Bij het viaduct aangekomen twijfelen we. We zien dat er bij tussenpozen water onderdoor golft dat tot het middel reikt, en dat vinden we gezien de laagte van het viaduct – een klein mens zou er net staande onderdoor kunnen – een risico waar we ons liever niet aan wagen.
Aangezien we toch die kant op moeten, blijven mijn vrienden en ik maar zo’n beetje lusteloos rondhangen op dezelfde plek, hopend dat het water vanzelf wel een keertje zal zakken zodat wij onze route kunnen vervolgen. Om me heen kijkend zie ik een eindje verderop groepjes jongelui in een kermisattractie stappen – een gifgroen geverfde bak die langs ijzeren stangen omhoog schuift – en er vanaf grote hoogte weer vanaf springen, opgevangen door een vuil geworden kikkergroen springkussen zoals ze die vroeger wel eens hadden bij een straatfeest, leuk, dachten ze, voor de kinderen. Mijn blik volgt een jongen die zo hard terugveert van het kussen, dat hij vele meters door de lucht vliegt om vervolgens naast ons groepje op de harde stenen terecht te komen. Plat op zijn borst. Hij vertrekt even van pijn, om een moment later weer overeind te komen en met een grote rode vlek op zijn shirt en een blik alsof er niets gebeurd is terug te lopen naar zijn vrienden op het springkussen.
Ik was het water alweer bijna vergeten. Maar nu kijk ik richting het viaduct omdat ik een vervaarlijk ruisen hoor. Voor ik het goed en wel besef buldert een enorme golf blauwgroen zeewater op ons af, hoger torende dan de kermisattractie in de plots grauw geworden lucht. Mijn vrienden en ik kijken elkaar aan, nemen samen een diepe ademteug en wensen elkaar met een haastige blik een spoedig weerzien.
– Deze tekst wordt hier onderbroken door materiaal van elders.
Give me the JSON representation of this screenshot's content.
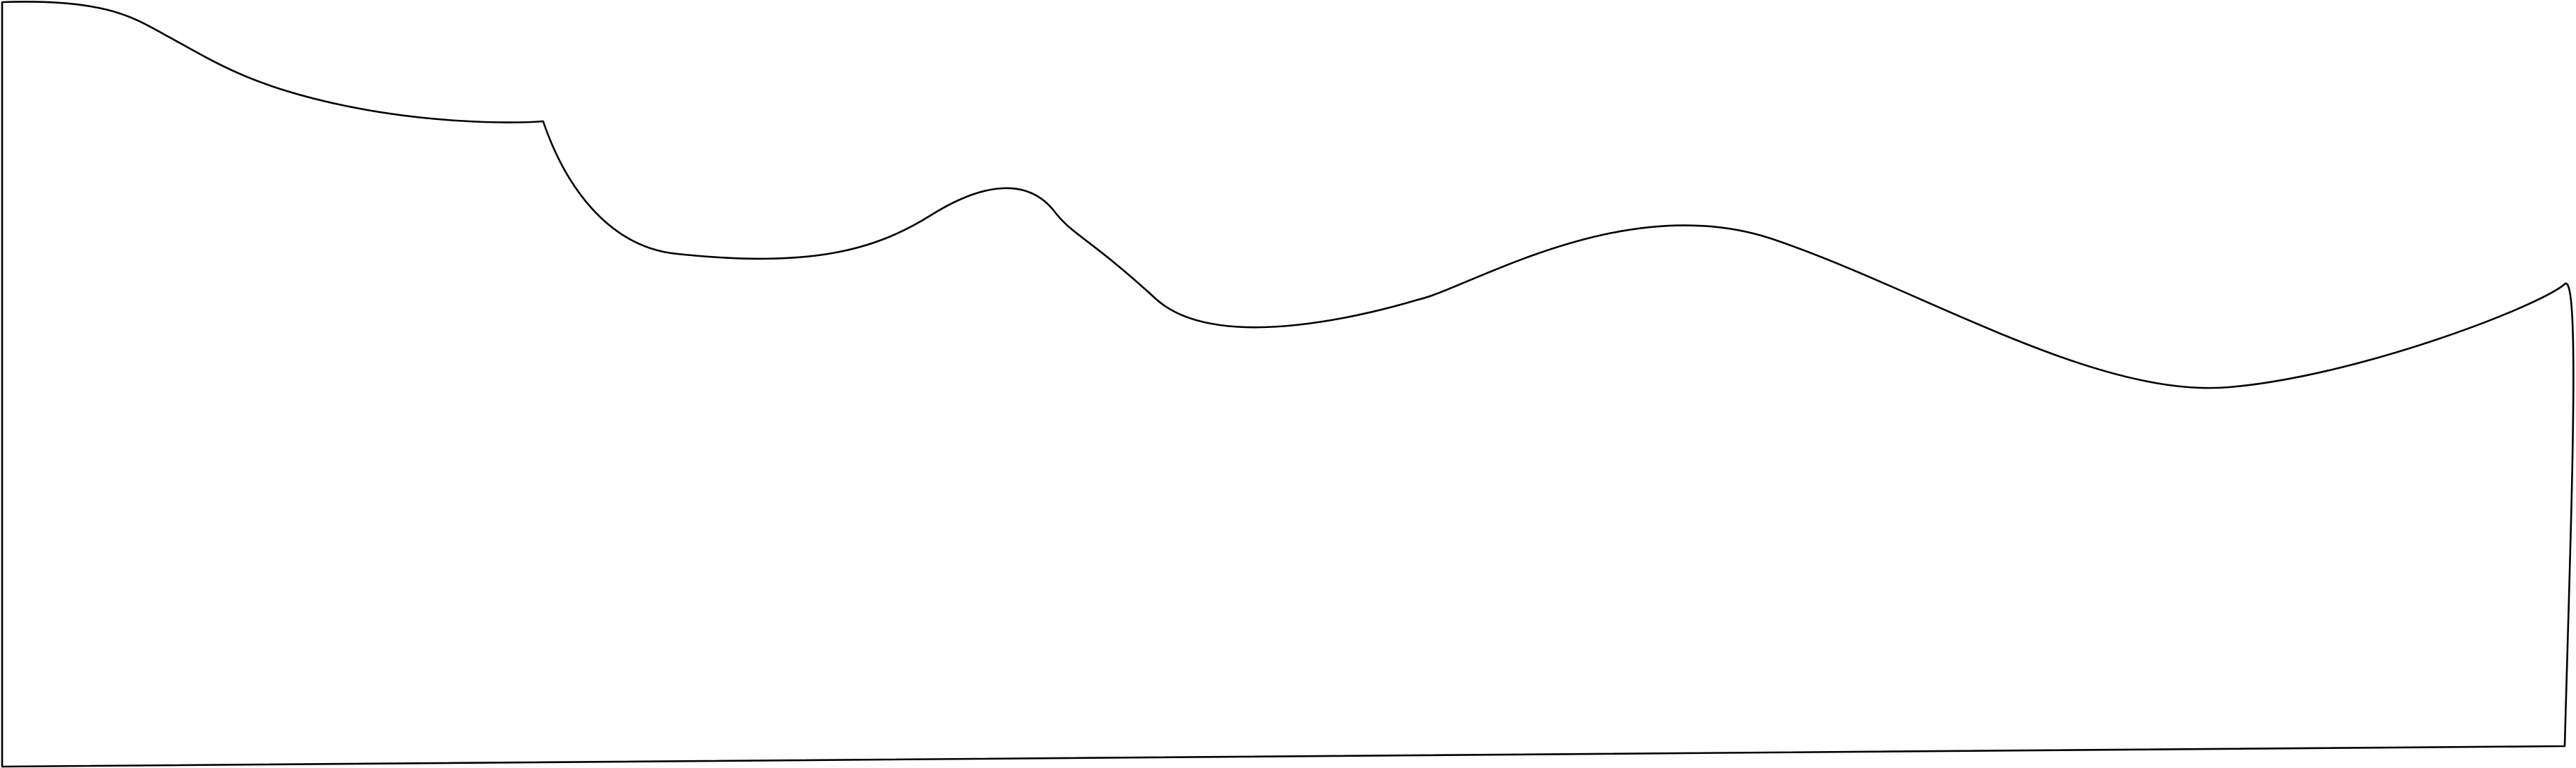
{
  "figure": {
    "kind": "outline-shape",
    "description_visible_text": "",
    "stroke_color": "#000000",
    "fill_color": "#ffffff",
    "background_color": "#ffffff"
  }
}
De zwaarte van het water verstikt me, drukt mijn hoofd met zo’n kracht naar onderen dat het lijkt of mijn hele lichaam ter plekke een paar centimeter krimpt. Geschrokken trekken mijn ledematen zich naar binnen en stoppen mijn gedachten met het produceren van volwaardige woorden; wat zich daar afspeelt lijkt het meest op een onuitgesproken “help!”, als het enige woord dat nog overblijft wanneer alle andere niet meer beschikbaar zijn.
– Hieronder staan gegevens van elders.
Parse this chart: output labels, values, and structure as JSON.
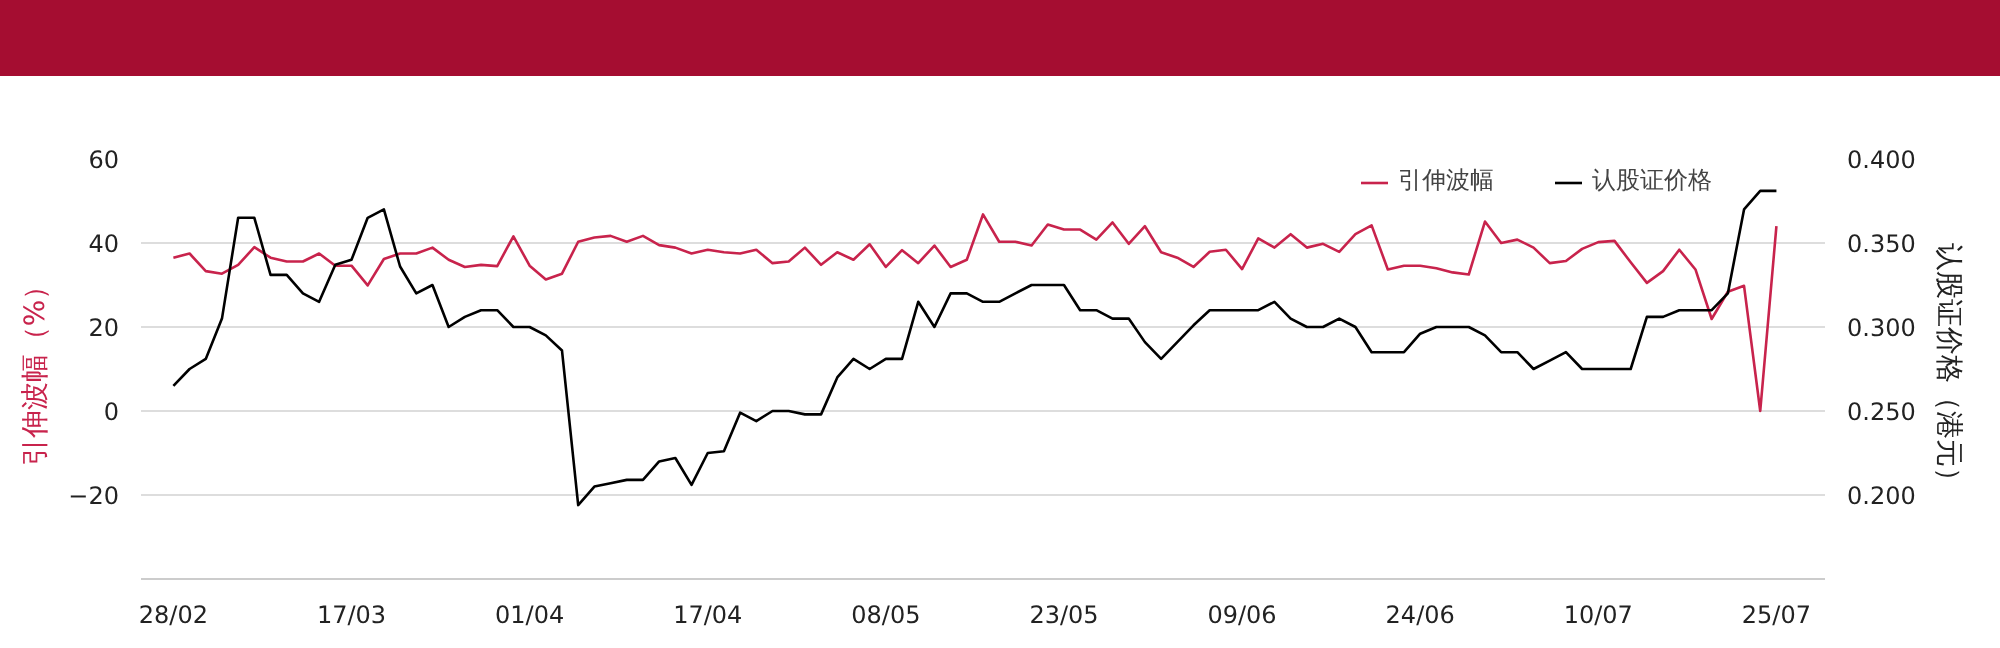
{
  "chart_data": {
    "type": "line",
    "xlabel": null,
    "ylabel": "引伸波幅（%）",
    "y2label": "认股证价格（港元）",
    "categories": [
      "28/02",
      null,
      null,
      null,
      null,
      null,
      null,
      null,
      null,
      null,
      null,
      "17/03",
      null,
      null,
      null,
      null,
      null,
      null,
      null,
      null,
      null,
      null,
      "01/04",
      null,
      null,
      null,
      null,
      null,
      null,
      null,
      null,
      null,
      null,
      "17/04",
      null,
      null,
      null,
      null,
      null,
      null,
      null,
      null,
      null,
      null,
      "08/05",
      null,
      null,
      null,
      null,
      null,
      null,
      null,
      null,
      null,
      null,
      "23/05",
      null,
      null,
      null,
      null,
      null,
      null,
      null,
      null,
      null,
      null,
      "09/06",
      null,
      null,
      null,
      null,
      null,
      null,
      null,
      null,
      null,
      null,
      "24/06",
      null,
      null,
      null,
      null,
      null,
      null,
      null,
      null,
      null,
      null,
      "10/07",
      null,
      null,
      null,
      null,
      null,
      null,
      null,
      null,
      null,
      null,
      "25/07"
    ],
    "series": [
      {
        "name": "引伸波幅",
        "color": "#c8234c",
        "values": [
          36.5,
          37.5,
          33.3,
          32.7,
          34.8,
          39,
          36.5,
          35.6,
          35.6,
          37.5,
          34.6,
          34.6,
          29.9,
          36.2,
          37.5,
          37.5,
          38.9,
          36,
          34.3,
          34.8,
          34.5,
          41.6,
          34.6,
          31.3,
          32.7,
          40.3,
          41.3,
          41.7,
          40.3,
          41.7,
          39.5,
          38.9,
          37.5,
          38.4,
          37.8,
          37.5,
          38.4,
          35.2,
          35.6,
          38.9,
          34.8,
          37.8,
          36,
          39.7,
          34.3,
          38.3,
          35.2,
          39.4,
          34.3,
          36,
          46.8,
          40.3,
          40.3,
          39.4,
          44.4,
          43.2,
          43.2,
          40.8,
          44.9,
          39.8,
          44,
          37.8,
          36.5,
          34.3,
          37.9,
          38.4,
          33.8,
          41.1,
          38.9,
          42.1,
          38.9,
          39.8,
          37.9,
          42.1,
          44.2,
          33.7,
          34.6,
          34.6,
          34,
          33,
          32.5,
          45.1,
          40,
          40.8,
          38.9,
          35.2,
          35.7,
          38.6,
          40.2,
          40.5,
          35.4,
          30.5,
          33.3,
          38.4,
          33.7,
          21.9,
          28.4,
          29.8,
          0,
          44
        ]
      },
      {
        "name": "认股证价格",
        "color": "#000000",
        "axis": "y2",
        "values": [
          0.265,
          0.275,
          0.281,
          0.305,
          0.365,
          0.365,
          0.331,
          0.331,
          0.32,
          0.315,
          0.337,
          0.34,
          0.365,
          0.37,
          0.336,
          0.32,
          0.325,
          0.3,
          0.306,
          0.31,
          0.31,
          0.3,
          0.3,
          0.295,
          0.286,
          0.194,
          0.205,
          0.207,
          0.209,
          0.209,
          0.22,
          0.222,
          0.206,
          0.225,
          0.226,
          0.249,
          0.244,
          0.25,
          0.25,
          0.248,
          0.248,
          0.27,
          0.281,
          0.275,
          0.281,
          0.281,
          0.315,
          0.3,
          0.32,
          0.32,
          0.315,
          0.315,
          0.32,
          0.325,
          0.325,
          0.325,
          0.31,
          0.31,
          0.305,
          0.305,
          0.291,
          0.281,
          0.291,
          0.301,
          0.31,
          0.31,
          0.31,
          0.31,
          0.315,
          0.305,
          0.3,
          0.3,
          0.305,
          0.3,
          0.285,
          0.285,
          0.285,
          0.296,
          0.3,
          0.3,
          0.3,
          0.295,
          0.285,
          0.285,
          0.275,
          0.28,
          0.285,
          0.275,
          0.275,
          0.275,
          0.275,
          0.306,
          0.306,
          0.31,
          0.31,
          0.31,
          0.32,
          0.37,
          0.381,
          0.381
        ]
      }
    ],
    "ylim": [
      -40,
      60
    ],
    "yticks": [
      -20,
      0,
      20,
      40,
      60
    ],
    "y2lim": [
      0.15,
      0.4
    ],
    "y2ticks": [
      {
        "value": 0.2,
        "label": "0.200"
      },
      {
        "value": 0.25,
        "label": "0.250"
      },
      {
        "value": 0.3,
        "label": "0.300"
      },
      {
        "value": 0.35,
        "label": "0.350"
      },
      {
        "value": 0.4,
        "label": "0.400"
      }
    ],
    "grid": "y",
    "legend": "top right",
    "marker": "none",
    "line_style": "solid"
  }
}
Na deze eerste schok komt er meer rust in het water, en ik voel een aangename zwaarte en gewichtsloosheid ineen. Misschien is de zwaarte wel een vorm van moeheid, die nu eindelijk door deze onoverkomelijke ramp de ruimte voelt om tevoorschijn te komen. Ik begin te wensen om in deze gedachteloze loomheid te mogen sterven. Wanneer ik boven zou komen krijg je al dat gedoe, van om me heen kijken of ik mensen ken, van zoeken naar mijn spullen, van een slaapplaats moeten vinden wanneer mijn eigen huis verdronken blijkt te zijn. Bankpasjes moeten opnieuw aangevraagd, telefoontjes gepleegd, familie op de hoogte gebracht. Nee, geef mij maar deze rust. Alleen vertrouw ik mijn lichaam niet. Dat gaat natuurlijk buiten mijn wil om toch proberen zichzelf te redden wanneer het merkt dat het al geruime tijd geen lucht meer krijgt. Zie je, daar gaan mijn armen al, ze zwaaien door het trage water om een houvast te vinden, krijgen ze niet, maar wel merk ik al dat het ze gelukt mijn lichaam een paar meters omhoog te laveren. Volgens mij voel ik al de nabijheid van de koude open ruimte die zich boven dit water bevindt. Ik begrijp ineens waarom mensen die grote open ruimte willen volstoppen met gebouwen en spullen. Al dat materiaal geeft nog een beetje houvast in het gapende gat van de vlakke blote lucht, onbedekt en onbeschut. Dit water vult me en omarmt me. Het geeft me een plek, alle plekken waar mijn huid het water aanraakt.
De koude van boven trekt weg. Ik val in een lome slaap, de zwaarte neemt me mee. Ik raak een bodem.